Il ricordo è intatto, eppure di anni, da allora, ne sono passati oltre sessanta. Giancarlo Busiri Vici, con il padre Michele, era arrivato in Gallura su invito del principe Karim Aga Khan. Quanto lo aveva impressionato era la natura: «Una presenza con una voce e una personalità dirompenti». Ciò che l’architetto fece, insieme con Luigi Vietti, Jacques Couëlle, Antoni Simon Mossa e gli altri che nel frattempo sopraggiunsero, fu di dare ascolto a quella voce e forma urbana a quella presenza. La Costa Smeralda nacque così: dallo sguardo lungo dell’Aga Khan e dalla capacità creativa di un gruppo di professionisti, che nel 1962 contribuirono a costituire il Consorzio Costa Smeralda.
Alcuni di loro saranno presenti oggi a Cagliari, al THotel alle 17.30, per la presentazione del libro “Il sogno del Principe Aga Khan” (Gruppo Editoriale, 2025) di Fausto Farinelli. Organizzato da Isolarte, nell’ambito della rassegna “La Biblioteca di Amedeo Nazzari”, all’evento partecipano, oltre all’autore del volume, Giancarlo Busiri Vici, Enzo Satta (responsabile del comitato di architettura), Vincenzo Frigo (storico capo ufficio stampa dello Yacht Club Costa Smeralda), e Antonello Verona (proprietario del piano bar Sottovento, tra i locali più noti della Costa). La serata si chiuderà con l’esibizione canora di Elena Ciccu.

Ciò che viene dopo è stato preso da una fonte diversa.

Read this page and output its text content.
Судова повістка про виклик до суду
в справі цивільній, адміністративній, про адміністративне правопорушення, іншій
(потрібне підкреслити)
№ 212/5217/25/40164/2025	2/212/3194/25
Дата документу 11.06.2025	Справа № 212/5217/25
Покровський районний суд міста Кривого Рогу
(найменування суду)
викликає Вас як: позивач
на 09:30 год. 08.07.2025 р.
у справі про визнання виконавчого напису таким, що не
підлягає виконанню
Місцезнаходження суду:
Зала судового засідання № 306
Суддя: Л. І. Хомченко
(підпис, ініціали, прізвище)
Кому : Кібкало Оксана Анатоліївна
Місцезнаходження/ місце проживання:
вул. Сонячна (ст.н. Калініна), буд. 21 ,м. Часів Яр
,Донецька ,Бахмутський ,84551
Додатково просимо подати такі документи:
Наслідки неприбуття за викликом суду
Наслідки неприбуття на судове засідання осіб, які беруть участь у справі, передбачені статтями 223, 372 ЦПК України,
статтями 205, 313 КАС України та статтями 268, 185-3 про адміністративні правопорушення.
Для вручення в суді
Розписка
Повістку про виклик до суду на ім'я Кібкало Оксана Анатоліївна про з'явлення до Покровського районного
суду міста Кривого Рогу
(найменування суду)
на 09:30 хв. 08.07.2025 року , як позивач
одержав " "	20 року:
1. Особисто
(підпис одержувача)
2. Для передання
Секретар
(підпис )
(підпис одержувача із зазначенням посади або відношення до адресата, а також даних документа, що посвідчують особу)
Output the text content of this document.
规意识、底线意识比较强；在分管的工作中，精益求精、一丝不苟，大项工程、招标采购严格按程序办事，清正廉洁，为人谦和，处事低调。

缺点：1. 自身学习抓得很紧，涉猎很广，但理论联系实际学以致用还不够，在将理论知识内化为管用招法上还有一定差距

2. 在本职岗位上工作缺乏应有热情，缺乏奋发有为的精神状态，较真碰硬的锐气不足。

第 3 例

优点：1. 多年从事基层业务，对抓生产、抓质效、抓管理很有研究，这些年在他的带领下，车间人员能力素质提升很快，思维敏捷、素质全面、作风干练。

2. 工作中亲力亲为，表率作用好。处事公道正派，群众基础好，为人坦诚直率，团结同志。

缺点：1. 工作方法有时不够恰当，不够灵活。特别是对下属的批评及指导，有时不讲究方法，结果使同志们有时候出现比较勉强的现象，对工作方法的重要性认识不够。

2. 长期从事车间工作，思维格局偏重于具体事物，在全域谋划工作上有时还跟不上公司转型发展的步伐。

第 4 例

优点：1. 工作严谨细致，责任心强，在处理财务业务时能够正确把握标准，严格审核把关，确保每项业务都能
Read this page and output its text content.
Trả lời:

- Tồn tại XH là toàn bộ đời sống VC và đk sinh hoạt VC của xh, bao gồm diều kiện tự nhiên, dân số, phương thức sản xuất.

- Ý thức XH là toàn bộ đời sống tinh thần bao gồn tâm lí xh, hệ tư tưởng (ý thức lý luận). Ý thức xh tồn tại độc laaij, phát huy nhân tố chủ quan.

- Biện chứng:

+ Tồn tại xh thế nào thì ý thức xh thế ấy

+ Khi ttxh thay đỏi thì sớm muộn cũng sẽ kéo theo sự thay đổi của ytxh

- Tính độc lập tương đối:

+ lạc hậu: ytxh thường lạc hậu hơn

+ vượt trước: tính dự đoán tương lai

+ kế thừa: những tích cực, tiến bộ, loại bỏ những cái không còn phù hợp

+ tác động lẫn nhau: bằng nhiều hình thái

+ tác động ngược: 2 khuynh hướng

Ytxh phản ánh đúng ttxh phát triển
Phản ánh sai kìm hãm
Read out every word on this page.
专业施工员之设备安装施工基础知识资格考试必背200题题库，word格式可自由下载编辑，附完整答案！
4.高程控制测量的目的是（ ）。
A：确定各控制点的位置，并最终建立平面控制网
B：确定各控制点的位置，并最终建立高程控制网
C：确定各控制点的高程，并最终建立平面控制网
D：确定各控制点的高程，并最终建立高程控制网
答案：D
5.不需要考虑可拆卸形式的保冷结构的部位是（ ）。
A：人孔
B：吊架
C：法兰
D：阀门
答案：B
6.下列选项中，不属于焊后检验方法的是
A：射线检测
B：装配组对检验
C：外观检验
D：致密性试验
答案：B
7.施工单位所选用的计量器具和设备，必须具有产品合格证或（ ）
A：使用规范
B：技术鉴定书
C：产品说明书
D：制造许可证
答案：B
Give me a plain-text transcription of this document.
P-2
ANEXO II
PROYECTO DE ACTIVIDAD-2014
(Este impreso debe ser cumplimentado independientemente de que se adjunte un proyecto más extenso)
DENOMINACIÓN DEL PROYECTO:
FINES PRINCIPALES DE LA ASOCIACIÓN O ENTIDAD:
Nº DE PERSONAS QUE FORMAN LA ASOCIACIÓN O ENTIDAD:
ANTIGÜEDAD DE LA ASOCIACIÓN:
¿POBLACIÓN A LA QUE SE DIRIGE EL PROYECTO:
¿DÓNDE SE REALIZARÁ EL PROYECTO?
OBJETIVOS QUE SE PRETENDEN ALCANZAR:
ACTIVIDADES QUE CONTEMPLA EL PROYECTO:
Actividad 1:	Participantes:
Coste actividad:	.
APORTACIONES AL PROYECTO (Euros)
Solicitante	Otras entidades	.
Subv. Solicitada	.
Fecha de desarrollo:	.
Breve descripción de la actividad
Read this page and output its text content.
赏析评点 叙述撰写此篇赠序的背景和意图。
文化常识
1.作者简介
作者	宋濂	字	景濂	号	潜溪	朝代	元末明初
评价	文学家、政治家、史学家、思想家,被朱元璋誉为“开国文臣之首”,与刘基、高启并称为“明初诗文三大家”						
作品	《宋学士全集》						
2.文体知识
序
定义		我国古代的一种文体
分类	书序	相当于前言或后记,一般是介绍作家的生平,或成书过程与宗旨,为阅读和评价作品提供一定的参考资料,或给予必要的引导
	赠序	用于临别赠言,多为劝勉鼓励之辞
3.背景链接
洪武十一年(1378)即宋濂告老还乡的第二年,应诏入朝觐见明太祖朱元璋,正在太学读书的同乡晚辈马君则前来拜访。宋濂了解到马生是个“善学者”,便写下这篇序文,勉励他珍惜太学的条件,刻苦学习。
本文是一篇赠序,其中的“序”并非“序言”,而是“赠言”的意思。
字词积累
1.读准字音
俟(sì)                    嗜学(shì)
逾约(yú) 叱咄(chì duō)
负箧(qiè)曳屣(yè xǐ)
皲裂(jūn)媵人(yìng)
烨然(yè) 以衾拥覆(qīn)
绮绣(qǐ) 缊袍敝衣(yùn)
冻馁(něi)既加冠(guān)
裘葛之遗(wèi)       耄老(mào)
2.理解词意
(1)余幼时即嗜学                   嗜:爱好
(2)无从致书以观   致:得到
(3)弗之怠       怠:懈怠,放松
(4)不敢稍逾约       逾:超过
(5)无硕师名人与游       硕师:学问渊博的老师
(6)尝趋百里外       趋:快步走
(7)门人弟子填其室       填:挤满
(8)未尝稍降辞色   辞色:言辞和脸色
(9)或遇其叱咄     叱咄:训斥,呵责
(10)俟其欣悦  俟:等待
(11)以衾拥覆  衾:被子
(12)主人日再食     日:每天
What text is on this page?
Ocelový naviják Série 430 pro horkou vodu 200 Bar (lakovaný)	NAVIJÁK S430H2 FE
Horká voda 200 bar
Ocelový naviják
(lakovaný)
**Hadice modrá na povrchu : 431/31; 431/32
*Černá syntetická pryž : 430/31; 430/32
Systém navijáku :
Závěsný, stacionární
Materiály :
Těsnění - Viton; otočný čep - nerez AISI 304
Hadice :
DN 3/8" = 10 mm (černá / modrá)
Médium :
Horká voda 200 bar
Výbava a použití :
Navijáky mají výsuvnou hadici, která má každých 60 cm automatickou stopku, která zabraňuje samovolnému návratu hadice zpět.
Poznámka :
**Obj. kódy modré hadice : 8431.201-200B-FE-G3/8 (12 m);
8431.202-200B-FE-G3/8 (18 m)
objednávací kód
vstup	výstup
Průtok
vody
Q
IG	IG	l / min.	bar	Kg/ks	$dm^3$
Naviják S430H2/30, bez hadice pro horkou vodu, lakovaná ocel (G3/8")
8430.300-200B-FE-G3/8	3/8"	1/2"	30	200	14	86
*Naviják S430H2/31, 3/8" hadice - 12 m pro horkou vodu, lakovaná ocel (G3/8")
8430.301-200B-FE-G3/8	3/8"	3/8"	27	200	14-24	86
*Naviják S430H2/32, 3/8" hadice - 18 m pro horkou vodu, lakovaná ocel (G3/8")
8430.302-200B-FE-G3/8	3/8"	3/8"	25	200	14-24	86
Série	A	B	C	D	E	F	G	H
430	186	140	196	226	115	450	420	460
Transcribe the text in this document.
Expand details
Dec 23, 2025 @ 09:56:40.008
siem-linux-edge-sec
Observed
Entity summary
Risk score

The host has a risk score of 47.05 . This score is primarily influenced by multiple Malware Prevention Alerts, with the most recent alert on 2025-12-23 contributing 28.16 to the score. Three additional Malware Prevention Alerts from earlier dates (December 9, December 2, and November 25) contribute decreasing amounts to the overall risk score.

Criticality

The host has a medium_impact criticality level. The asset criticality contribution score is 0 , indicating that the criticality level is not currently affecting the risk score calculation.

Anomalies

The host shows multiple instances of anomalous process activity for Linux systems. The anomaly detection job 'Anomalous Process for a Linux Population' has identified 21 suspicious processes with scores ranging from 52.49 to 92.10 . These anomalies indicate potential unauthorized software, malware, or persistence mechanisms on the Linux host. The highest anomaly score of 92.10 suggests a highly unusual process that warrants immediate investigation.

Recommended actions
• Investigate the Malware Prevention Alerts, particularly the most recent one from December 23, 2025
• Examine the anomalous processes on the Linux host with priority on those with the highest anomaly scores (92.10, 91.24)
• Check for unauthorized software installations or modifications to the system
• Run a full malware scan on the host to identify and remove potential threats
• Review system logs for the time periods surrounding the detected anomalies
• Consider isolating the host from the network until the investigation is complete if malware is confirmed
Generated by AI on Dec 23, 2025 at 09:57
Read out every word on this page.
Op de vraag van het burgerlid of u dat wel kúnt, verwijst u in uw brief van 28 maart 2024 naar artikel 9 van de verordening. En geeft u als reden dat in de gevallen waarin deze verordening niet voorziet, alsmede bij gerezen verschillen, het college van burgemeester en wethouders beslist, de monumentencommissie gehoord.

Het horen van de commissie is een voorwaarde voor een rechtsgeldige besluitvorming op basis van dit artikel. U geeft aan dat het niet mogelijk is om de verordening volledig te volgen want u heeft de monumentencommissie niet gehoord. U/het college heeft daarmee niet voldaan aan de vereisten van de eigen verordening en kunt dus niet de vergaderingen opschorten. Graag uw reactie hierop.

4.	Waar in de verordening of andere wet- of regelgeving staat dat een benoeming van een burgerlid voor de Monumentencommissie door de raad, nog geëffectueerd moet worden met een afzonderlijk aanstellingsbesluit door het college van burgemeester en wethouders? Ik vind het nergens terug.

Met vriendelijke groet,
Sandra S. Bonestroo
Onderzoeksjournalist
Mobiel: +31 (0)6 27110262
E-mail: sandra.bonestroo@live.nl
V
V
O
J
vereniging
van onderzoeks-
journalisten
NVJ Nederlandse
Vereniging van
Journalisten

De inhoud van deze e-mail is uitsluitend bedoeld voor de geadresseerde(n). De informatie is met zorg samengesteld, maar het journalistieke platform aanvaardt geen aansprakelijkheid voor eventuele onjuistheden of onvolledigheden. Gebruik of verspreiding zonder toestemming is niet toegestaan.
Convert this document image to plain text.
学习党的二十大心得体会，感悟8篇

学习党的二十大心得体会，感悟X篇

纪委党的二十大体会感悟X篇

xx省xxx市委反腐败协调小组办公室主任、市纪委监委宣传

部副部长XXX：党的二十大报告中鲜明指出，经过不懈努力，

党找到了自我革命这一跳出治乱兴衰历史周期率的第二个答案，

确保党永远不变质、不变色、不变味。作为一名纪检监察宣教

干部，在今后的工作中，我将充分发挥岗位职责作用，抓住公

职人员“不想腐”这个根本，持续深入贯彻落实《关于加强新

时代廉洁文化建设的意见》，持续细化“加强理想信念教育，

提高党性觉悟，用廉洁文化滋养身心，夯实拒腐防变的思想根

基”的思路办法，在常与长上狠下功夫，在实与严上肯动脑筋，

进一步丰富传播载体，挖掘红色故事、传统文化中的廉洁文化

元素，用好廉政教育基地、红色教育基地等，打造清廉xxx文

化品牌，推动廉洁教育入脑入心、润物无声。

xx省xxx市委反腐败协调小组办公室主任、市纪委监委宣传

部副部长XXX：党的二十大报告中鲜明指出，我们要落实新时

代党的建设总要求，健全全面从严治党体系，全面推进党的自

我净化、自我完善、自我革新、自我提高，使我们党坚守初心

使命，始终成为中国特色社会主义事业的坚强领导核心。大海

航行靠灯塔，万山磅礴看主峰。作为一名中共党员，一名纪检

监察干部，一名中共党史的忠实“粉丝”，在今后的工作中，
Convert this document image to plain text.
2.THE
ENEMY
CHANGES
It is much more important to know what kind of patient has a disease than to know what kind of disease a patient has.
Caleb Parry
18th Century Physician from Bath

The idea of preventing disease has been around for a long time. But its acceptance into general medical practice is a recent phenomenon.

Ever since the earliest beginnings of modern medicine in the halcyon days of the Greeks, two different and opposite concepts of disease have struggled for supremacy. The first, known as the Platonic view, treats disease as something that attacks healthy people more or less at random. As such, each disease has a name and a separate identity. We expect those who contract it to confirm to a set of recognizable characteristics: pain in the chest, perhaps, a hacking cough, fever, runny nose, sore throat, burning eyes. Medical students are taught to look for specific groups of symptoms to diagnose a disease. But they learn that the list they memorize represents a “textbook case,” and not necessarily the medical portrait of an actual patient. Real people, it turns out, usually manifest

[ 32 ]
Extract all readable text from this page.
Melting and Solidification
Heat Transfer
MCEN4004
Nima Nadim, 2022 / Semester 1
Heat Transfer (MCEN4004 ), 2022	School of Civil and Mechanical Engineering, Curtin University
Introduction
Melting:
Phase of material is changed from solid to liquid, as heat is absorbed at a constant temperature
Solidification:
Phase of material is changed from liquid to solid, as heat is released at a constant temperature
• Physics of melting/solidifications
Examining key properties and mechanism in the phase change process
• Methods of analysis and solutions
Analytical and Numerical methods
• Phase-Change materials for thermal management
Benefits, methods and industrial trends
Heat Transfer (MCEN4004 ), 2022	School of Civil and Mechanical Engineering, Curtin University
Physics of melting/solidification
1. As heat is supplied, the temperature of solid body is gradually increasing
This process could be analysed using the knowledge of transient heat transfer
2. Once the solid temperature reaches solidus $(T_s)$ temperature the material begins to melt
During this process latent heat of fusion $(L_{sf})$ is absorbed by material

Con quale spirito decideste di intraprendere quest’opera?
«Non c’erano precedenti, allora, in Europa di un programma di sviluppo esteso a 50 chilometri di costa per una regione compresa tra i 4000 e i 5000 ettari. Ci muoveva un grandissimo entusiasmo, e il desiderio di creare qualcosa di unico, irripetibile, bello».
Un obiettivo ambizioso.
«L’intenzione era di realizzare un insieme armonioso, che contemperasse la salvaguardia di un territorio eccezionale con la pianificazione delle infrastrutture primarie (strade, luce, acqua, telefono) all’epoca totalmente assenti; e l’edificazione. Scegliemmo di concentrare le costruzioni in poche zone, e lasciare intatte vaste estensioni territoriali, dove la natura la facesse da padrona».
L’ha vista nascere ed evolvere: com’è cambiata?
«Fortunatamente non è cambiata nella sostanza. Nel tempo è venuta meno la tensione iniziale, la volontà e la determinazione che le hanno dato vita. Gli interventi successivi hanno proseguito lungo la strada tracciata, anche se privi della capacità di visione delle origini».
C’è qualcosa che farebbe in modo diverso?
«Sicuramente la viabilità. L’intensità del traffico in certe stagioni raggiunge livelli insopportabili».
La Costa Smeralda è un modello. Da lì in poi come si è evoluta l’edilizia nella fascia costiera sarda?
«Non vorrei esprimermi su altri interventi, perché non posso dare un giudizio sereno. Certo, noi abbiamo creato un modus operandi. Prima di iniziare a pianificare, e badi allora si disegnava a mano e non con il computer, il principe ci chiese di esplorare l’isola, da nord a sud, per conoscere le sue tradizioni abitative e comprenderne il rapporto con il paesaggio, i materiali e la cultura locale. Creammo un album fotografico a cui ispirarci per progettare tetti, balconi, le strutture degli edifici».
È un metodo oggi replicabile?
«Lo è nella sostanza e nella misura in cui vincola ogni intervento al rispetto assoluto del paesaggio. Noi avemmo cura di preservare le rocce di granito, i ginepri: preferivamo spostare la costruzione piuttosto che sacrificare il re ginepro. Il contrario delle edificazioni selvagge che massacrano il territorio e di cui vi sono numerosi esempi non solo in Italia, ma in molte parti del mondo».
È possibile esportare altrove questa configurazione architettonica e urbanistica, oppure resta inseparabile dall’identità sarda?
«Resta inseparabile per via della sua genesi. È inestricabilmente legata al carattere dell’Isola».